Gator on the Loose Spotted Crossing Suburban Road

When residents of a town are asked to keep an eye out for an animal, they typically look for a missing dog, cat or bird. But the West Mifflin Borough Police Department is asking the people in and around the area of the Pennsylvania town to watch out for an alligator.

The department posted a photo of the alligator crossing the street on their official Facebook page, which has since been shared more than one thousand times.

"Is anyone missing this...little...guy?" the post reads. "Last seen crossing New England Road. Maybe about 3 ft. long. Didn't respond to any of the names we called it, and we weren't able to check for a chip. Seriously though, if you see this wandering around, please call the police."

Facebook users theorized in the comments where the alligator was and where it came from. Some joked about adopting the reptile, saying they were interested in having a new pet.

West Mifflin is about 10 miles outside of the City of Pittsburgh, and the city had its fair share of alligator sightings.

American Alligators are primarily found in waterways in the United States from North Carolina to the Rio Grande in Texas. They are found in freshwater, slow-moving rivers. They can also live in swamps, marshes and lakes.

West Mifflin Alligator
Police are asking the public to keep an eye out for an alligator that was spotted crossing the street in West Mifflin, PA. Gregory Shamus/Getty Images

Several of these reptiles were loose throughout Pittsburgh, including a 5-foot alligator named Chomp, who escaped from his Beechview home, according to an article by the Pittsburgh Post-Gazette.

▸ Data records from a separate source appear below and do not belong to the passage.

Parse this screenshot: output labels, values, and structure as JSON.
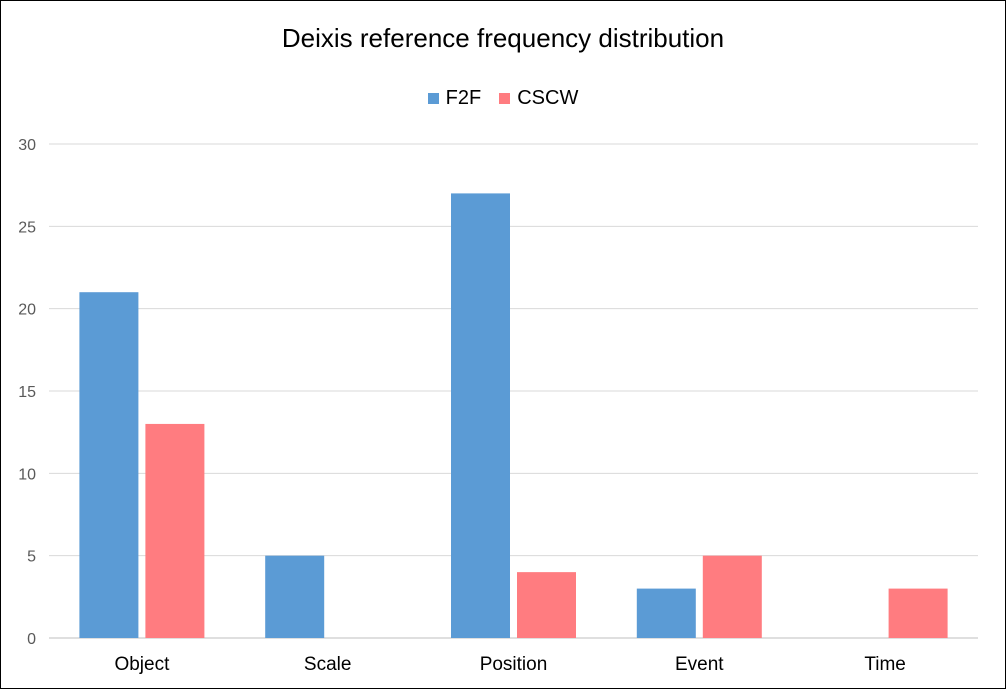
{
  "chart_data": {
    "type": "bar",
    "title": "Deixis reference frequency distribution",
    "xlabel": "",
    "ylabel": "",
    "categories": [
      "Object",
      "Scale",
      "Position",
      "Event",
      "Time"
    ],
    "series": [
      {
        "name": "F2F",
        "color": "#5B9BD5",
        "values": [
          21,
          5,
          27,
          3,
          0
        ]
      },
      {
        "name": "CSCW",
        "color": "#FF7C80",
        "values": [
          13,
          0,
          4,
          5,
          3
        ]
      }
    ],
    "ylim": [
      0,
      30
    ],
    "yticks": [
      0,
      5,
      10,
      15,
      20,
      25,
      30
    ],
    "grid": true,
    "legend_position": "top-center"
  }
}
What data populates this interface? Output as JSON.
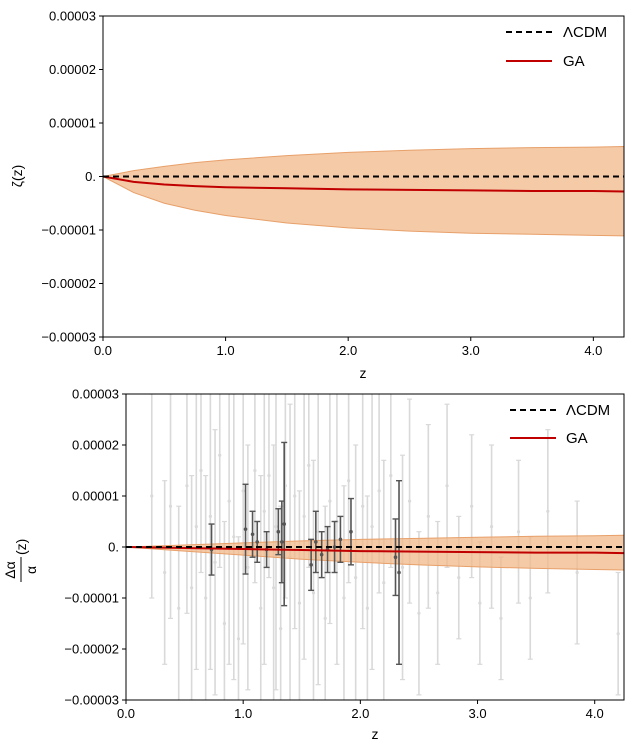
{
  "chart_data": [
    {
      "type": "line",
      "xlabel": "z",
      "ylabel": "ζ(z)",
      "xlim": [
        0,
        4.25
      ],
      "ylim": [
        -3e-05,
        3e-05
      ],
      "x_ticks": [
        0,
        1,
        2,
        3,
        4
      ],
      "x_tick_labels": [
        "0.0",
        "1.0",
        "2.0",
        "3.0",
        "4.0"
      ],
      "y_ticks": [
        3e-05,
        2e-05,
        1e-05,
        0,
        -1e-05,
        -2e-05,
        -3e-05
      ],
      "y_tick_labels": [
        "0.00003",
        "0.00002",
        "0.00001",
        "0.",
        "−0.00001",
        "−0.00002",
        "−0.00003"
      ],
      "grid": false,
      "legend_position": "top-right",
      "series": [
        {
          "name": "ΛCDM",
          "style": "dashed",
          "color": "#000000",
          "x": [
            0,
            4.25
          ],
          "y": [
            0,
            0
          ]
        },
        {
          "name": "GA",
          "style": "solid",
          "color": "#c00000",
          "x": [
            0,
            0.25,
            0.5,
            0.75,
            1.0,
            1.5,
            2.0,
            2.5,
            3.0,
            3.5,
            4.0,
            4.25
          ],
          "y": [
            0,
            -1e-06,
            -1.5e-06,
            -1.8e-06,
            -2e-06,
            -2.2e-06,
            -2.4e-06,
            -2.5e-06,
            -2.6e-06,
            -2.7e-06,
            -2.7e-06,
            -2.8e-06
          ]
        }
      ],
      "band": {
        "color": "#f0b88a",
        "x": [
          0,
          0.25,
          0.5,
          0.75,
          1.0,
          1.5,
          2.0,
          2.5,
          3.0,
          3.5,
          4.0,
          4.25
        ],
        "upper": [
          0,
          1.1e-06,
          1.9e-06,
          2.6e-06,
          3.1e-06,
          3.9e-06,
          4.5e-06,
          4.9e-06,
          5.2e-06,
          5.4e-06,
          5.5e-06,
          5.6e-06
        ],
        "lower": [
          0,
          -3e-06,
          -5e-06,
          -6.3e-06,
          -7.3e-06,
          -8.7e-06,
          -9.6e-06,
          -1.02e-05,
          -1.06e-05,
          -1.08e-05,
          -1.1e-05,
          -1.11e-05
        ]
      }
    },
    {
      "type": "line",
      "xlabel": "z",
      "ylabel_num": "Δα",
      "ylabel_den": "α",
      "ylabel_suffix": "(z)",
      "xlim": [
        0,
        4.25
      ],
      "ylim": [
        -3e-05,
        3e-05
      ],
      "x_ticks": [
        0,
        1,
        2,
        3,
        4
      ],
      "x_tick_labels": [
        "0.0",
        "1.0",
        "2.0",
        "3.0",
        "4.0"
      ],
      "y_ticks": [
        3e-05,
        2e-05,
        1e-05,
        0,
        -1e-05,
        -2e-05,
        -3e-05
      ],
      "y_tick_labels": [
        "0.00003",
        "0.00002",
        "0.00001",
        "0.",
        "−0.00001",
        "−0.00002",
        "−0.00003"
      ],
      "grid": false,
      "legend_position": "top-right",
      "series": [
        {
          "name": "ΛCDM",
          "style": "dashed",
          "color": "#000000",
          "x": [
            0,
            4.25
          ],
          "y": [
            0,
            0
          ]
        },
        {
          "name": "GA",
          "style": "solid",
          "color": "#c00000",
          "x": [
            0,
            0.5,
            1.0,
            1.5,
            2.0,
            2.5,
            3.0,
            3.5,
            4.0,
            4.25
          ],
          "y": [
            0,
            -2e-07,
            -4e-07,
            -6e-07,
            -8e-07,
            -9e-07,
            -1e-06,
            -1.1e-06,
            -1.1e-06,
            -1.2e-06
          ]
        }
      ],
      "band": {
        "color": "#f0b88a",
        "x": [
          0,
          0.5,
          1.0,
          1.5,
          2.0,
          2.5,
          3.0,
          3.5,
          4.0,
          4.25
        ],
        "upper": [
          0,
          4e-07,
          8e-07,
          1.2e-06,
          1.5e-06,
          1.7e-06,
          1.9e-06,
          2.1e-06,
          2.2e-06,
          2.3e-06
        ],
        "lower": [
          0,
          -8e-07,
          -1.6e-06,
          -2.4e-06,
          -3e-06,
          -3.5e-06,
          -3.9e-06,
          -4.2e-06,
          -4.4e-06,
          -4.5e-06
        ]
      },
      "errorbars_dark": {
        "color": "#555555",
        "x": [
          0.73,
          1.02,
          1.08,
          1.12,
          1.2,
          1.3,
          1.33,
          1.35,
          1.58,
          1.62,
          1.67,
          1.72,
          1.78,
          1.83,
          1.92,
          2.3,
          2.33
        ],
        "y": [
          -5e-07,
          3.5e-06,
          2.5e-06,
          1e-06,
          -5e-07,
          3e-06,
          1e-06,
          4.5e-06,
          -3.5e-06,
          1e-06,
          -1.5e-06,
          -5e-07,
          0.0,
          1.5e-06,
          3e-06,
          -2e-06,
          -5e-06
        ],
        "err": [
          5e-06,
          8.8e-06,
          4.5e-06,
          4e-06,
          3.5e-06,
          4.5e-06,
          8e-06,
          1.6e-05,
          5e-06,
          6e-06,
          4.5e-06,
          4.5e-06,
          5e-06,
          4.5e-06,
          6.5e-06,
          7.5e-06,
          1.8e-05
        ]
      },
      "errorbars_light": {
        "color": "#d9d9d9",
        "x": [
          0.22,
          0.33,
          0.38,
          0.45,
          0.52,
          0.56,
          0.6,
          0.64,
          0.68,
          0.72,
          0.76,
          0.8,
          0.84,
          0.88,
          0.92,
          0.96,
          1.0,
          1.04,
          1.1,
          1.15,
          1.18,
          1.22,
          1.26,
          1.28,
          1.32,
          1.36,
          1.4,
          1.44,
          1.48,
          1.52,
          1.56,
          1.6,
          1.64,
          1.7,
          1.74,
          1.8,
          1.86,
          1.9,
          1.96,
          2.02,
          2.06,
          2.1,
          2.16,
          2.2,
          2.26,
          2.36,
          2.42,
          2.5,
          2.58,
          2.66,
          2.74,
          2.84,
          2.95,
          3.02,
          3.12,
          3.2,
          3.35,
          3.45,
          3.6,
          3.85,
          4.2
        ],
        "y": [
          1e-05,
          -5e-06,
          8e-06,
          -1.2e-05,
          1.2e-05,
          -8e-06,
          4e-06,
          1.5e-05,
          -1e-05,
          6e-06,
          -3e-06,
          1.8e-05,
          -1.5e-05,
          9e-06,
          2e-06,
          -1.8e-05,
          1.1e-05,
          -4e-06,
          1.5e-05,
          -1.2e-05,
          7e-06,
          1.4e-05,
          -8e-06,
          4e-06,
          -1.6e-05,
          1.2e-05,
          -2e-06,
          1e-05,
          -1.1e-05,
          6e-06,
          1.6e-05,
          -9e-06,
          3e-06,
          -1.4e-05,
          9e-06,
          5e-06,
          -1e-05,
          1.3e-05,
          -6e-06,
          8e-06,
          -1.2e-05,
          4e-06,
          1.1e-05,
          -7e-06,
          1.4e-05,
          -4e-06,
          9e-06,
          -1.3e-05,
          6e-06,
          -9e-06,
          1.2e-05,
          -6e-06,
          8e-06,
          -1.1e-05,
          4e-06,
          -1.4e-05,
          3e-06,
          -1e-05,
          7e-06,
          -5e-06,
          -1.7e-05
        ],
        "err": [
          2e-05,
          1.8e-05,
          2.2e-05,
          2e-05,
          2.5e-05,
          2.2e-05,
          2.8e-05,
          2e-05,
          2.4e-05,
          3e-05,
          2.6e-05,
          2.2e-05,
          2e-05,
          3.2e-05,
          2.8e-05,
          2e-05,
          3e-05,
          2.4e-05,
          2.2e-05,
          2.6e-05,
          3e-05,
          2e-05,
          2.8e-05,
          3.2e-05,
          2.4e-05,
          2.2e-05,
          3e-05,
          2.6e-05,
          2.2e-05,
          2.8e-05,
          2e-05,
          2.6e-05,
          3e-05,
          2.2e-05,
          2.4e-05,
          2.8e-05,
          2.2e-05,
          2e-05,
          2.6e-05,
          2.4e-05,
          2.2e-05,
          2.8e-05,
          2e-05,
          2.4e-05,
          1.8e-05,
          2.2e-05,
          2e-05,
          1.6e-05,
          1.8e-05,
          1.4e-05,
          1.6e-05,
          1.2e-05,
          1.4e-05,
          1.2e-05,
          1.6e-05,
          1.2e-05,
          1.4e-05,
          1.2e-05,
          1.6e-05,
          1.4e-05,
          1.2e-05
        ]
      }
    }
  ]
}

This led to the Pittsburgh City Council unanimously passing a law that regulated the ownership of crocodilians and venomous snakes in December 2019. The measure was updated in March, which also received a unanimous vote of support.

The update banned the ownership of red-eared slider turtles, alligators and crocodiles. The article explains that those who violate this law face a $1,000 fine per offense and forfeiture of the animals.

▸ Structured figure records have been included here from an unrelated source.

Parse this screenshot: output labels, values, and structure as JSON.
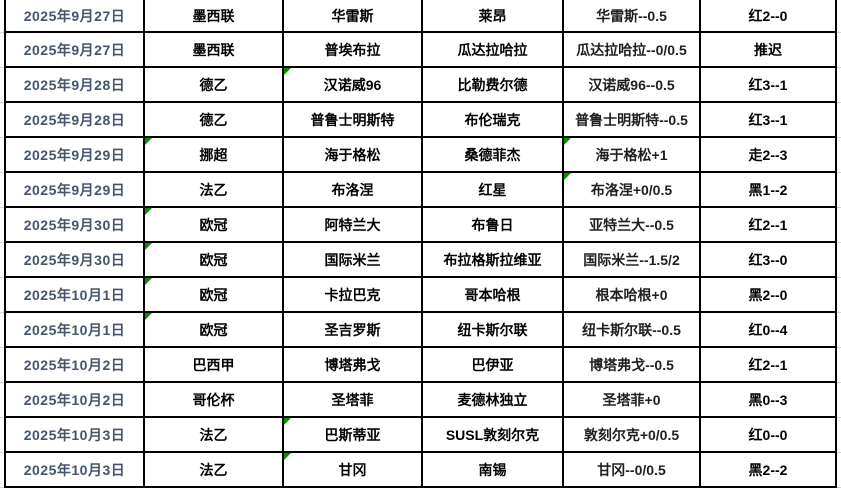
{
  "app": {
    "view": "match-results-table"
  },
  "colors": {
    "date_text": "#44546A",
    "body_text": "#000000",
    "handicap_text": "#1f1f1f",
    "border": "#000000",
    "gridline": "#d4d4d4",
    "marker_green": "#089000",
    "background": "#ffffff"
  },
  "table": {
    "rows": [
      {
        "date": "2025年9月27日",
        "league": "墨西联",
        "home": "华雷斯",
        "away": "莱昂",
        "handicap": "华雷斯--0.5",
        "result": "红2--0",
        "marks": []
      },
      {
        "date": "2025年9月27日",
        "league": "墨西联",
        "home": "普埃布拉",
        "away": "瓜达拉哈拉",
        "handicap": "瓜达拉哈拉--0/0.5",
        "result": "推迟",
        "marks": []
      },
      {
        "date": "2025年9月28日",
        "league": "德乙",
        "home": "汉诺威96",
        "away": "比勒费尔德",
        "handicap": "汉诺威96--0.5",
        "result": "红3--1",
        "marks": [
          "home"
        ]
      },
      {
        "date": "2025年9月28日",
        "league": "德乙",
        "home": "普鲁士明斯特",
        "away": "布伦瑞克",
        "handicap": "普鲁士明斯特--0.5",
        "result": "红3--1",
        "marks": []
      },
      {
        "date": "2025年9月29日",
        "league": "挪超",
        "home": "海于格松",
        "away": "桑德菲杰",
        "handicap": "海于格松+1",
        "result": "走2--3",
        "marks": [
          "league",
          "handicap"
        ]
      },
      {
        "date": "2025年9月29日",
        "league": "法乙",
        "home": "布洛涅",
        "away": "红星",
        "handicap": "布洛涅+0/0.5",
        "result": "黑1--2",
        "marks": [
          "handicap"
        ]
      },
      {
        "date": "2025年9月30日",
        "league": "欧冠",
        "home": "阿特兰大",
        "away": "布鲁日",
        "handicap": "亚特兰大--0.5",
        "result": "红2--1",
        "marks": [
          "league"
        ]
      },
      {
        "date": "2025年9月30日",
        "league": "欧冠",
        "home": "国际米兰",
        "away": "布拉格斯拉维亚",
        "handicap": "国际米兰--1.5/2",
        "result": "红3--0",
        "marks": [
          "league"
        ]
      },
      {
        "date": "2025年10月1日",
        "league": "欧冠",
        "home": "卡拉巴克",
        "away": "哥本哈根",
        "handicap": "根本哈根+0",
        "result": "黑2--0",
        "marks": [
          "league"
        ]
      },
      {
        "date": "2025年10月1日",
        "league": "欧冠",
        "home": "圣吉罗斯",
        "away": "纽卡斯尔联",
        "handicap": "纽卡斯尔联--0.5",
        "result": "红0--4",
        "marks": [
          "league"
        ]
      },
      {
        "date": "2025年10月2日",
        "league": "巴西甲",
        "home": "博塔弗戈",
        "away": "巴伊亚",
        "handicap": "博塔弗戈--0.5",
        "result": "红2--1",
        "marks": []
      },
      {
        "date": "2025年10月2日",
        "league": "哥伦杯",
        "home": "圣塔菲",
        "away": "麦德林独立",
        "handicap": "圣塔菲+0",
        "result": "黑0--3",
        "marks": []
      },
      {
        "date": "2025年10月3日",
        "league": "法乙",
        "home": "巴斯蒂亚",
        "away": "SUSL敦刻尔克",
        "handicap": "敦刻尔克+0/0.5",
        "result": "红0--0",
        "marks": [
          "home"
        ]
      },
      {
        "date": "2025年10月3日",
        "league": "法乙",
        "home": "甘冈",
        "away": "南锡",
        "handicap": "甘冈--0/0.5",
        "result": "黑2--2",
        "marks": [
          "home"
        ]
      }
    ]
  }
}
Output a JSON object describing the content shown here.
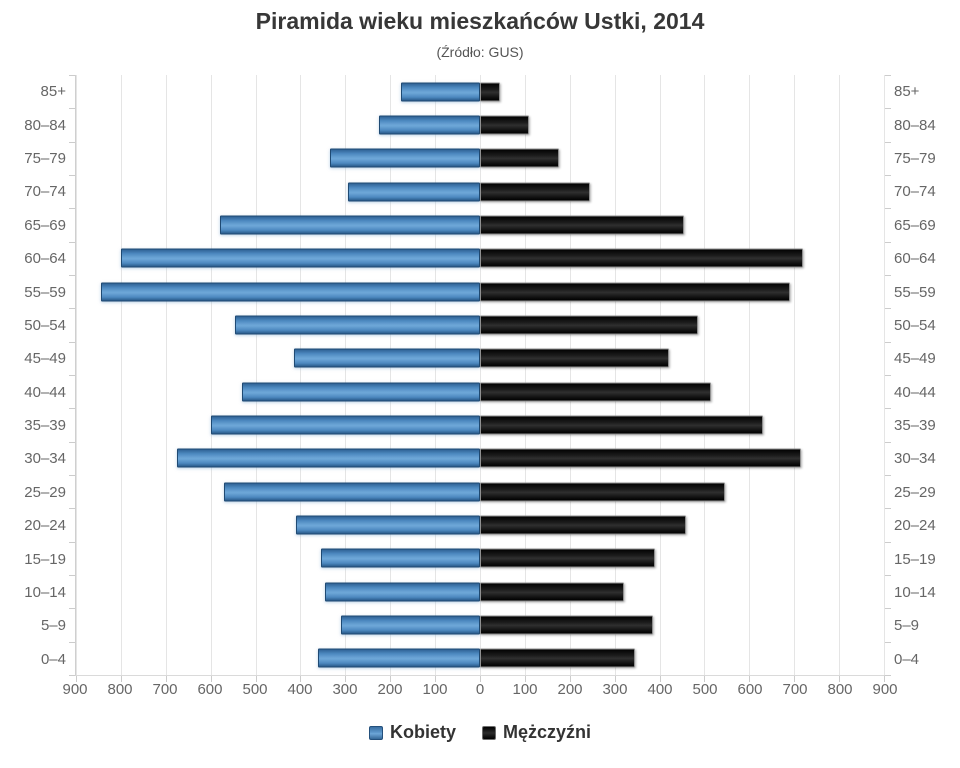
{
  "title": "Piramida wieku mieszkańców Ustki, 2014",
  "subtitle": "(Źródło: GUS)",
  "colors": {
    "kobiety": "#4d89c0",
    "mezczyzni": "#111111",
    "grid": "#e5e5e5",
    "axis_text": "#666666",
    "title_text": "#373737"
  },
  "chart_data": {
    "type": "bar",
    "variant": "population-pyramid",
    "title": "Piramida wieku mieszkańców Ustki, 2014",
    "subtitle": "(Źródło: GUS)",
    "categories": [
      "85+",
      "80–84",
      "75–79",
      "70–74",
      "65–69",
      "60–64",
      "55–59",
      "50–54",
      "45–49",
      "40–44",
      "35–39",
      "30–34",
      "25–29",
      "20–24",
      "15–19",
      "10–14",
      "5–9",
      "0–4"
    ],
    "series": [
      {
        "name": "Kobiety",
        "side": "left",
        "color": "#4d89c0",
        "values": [
          175,
          225,
          335,
          295,
          580,
          800,
          845,
          545,
          415,
          530,
          600,
          675,
          570,
          410,
          355,
          345,
          310,
          360
        ]
      },
      {
        "name": "Mężczyźni",
        "side": "right",
        "color": "#111111",
        "values": [
          45,
          110,
          175,
          245,
          455,
          720,
          690,
          485,
          420,
          515,
          630,
          715,
          545,
          460,
          390,
          320,
          385,
          345
        ]
      }
    ],
    "xlim_each_side": [
      0,
      900
    ],
    "x_ticks": [
      "900",
      "800",
      "700",
      "600",
      "500",
      "400",
      "300",
      "200",
      "100",
      "0",
      "100",
      "200",
      "300",
      "400",
      "500",
      "600",
      "700",
      "800",
      "900"
    ],
    "grid": true,
    "legend_position": "bottom"
  }
}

There are some exceptions to the rule, however. If an individual owned the pet reptiles for six months, they must pay a registration fee, alert the city's Bureau of Animal Care and Control if their pet escapes and carry liability insurance of at least $1 million if they own a crocodilian species.

The Pittsburgh-Post Gazette's article also outlined other exceptions to this law, which include research institutions, veterinarians and zoos that are certified by the Association of Zoos and Aquariums.

Newsweek reached out to the West Mifflin Borough Police Department but did not hear back by press time.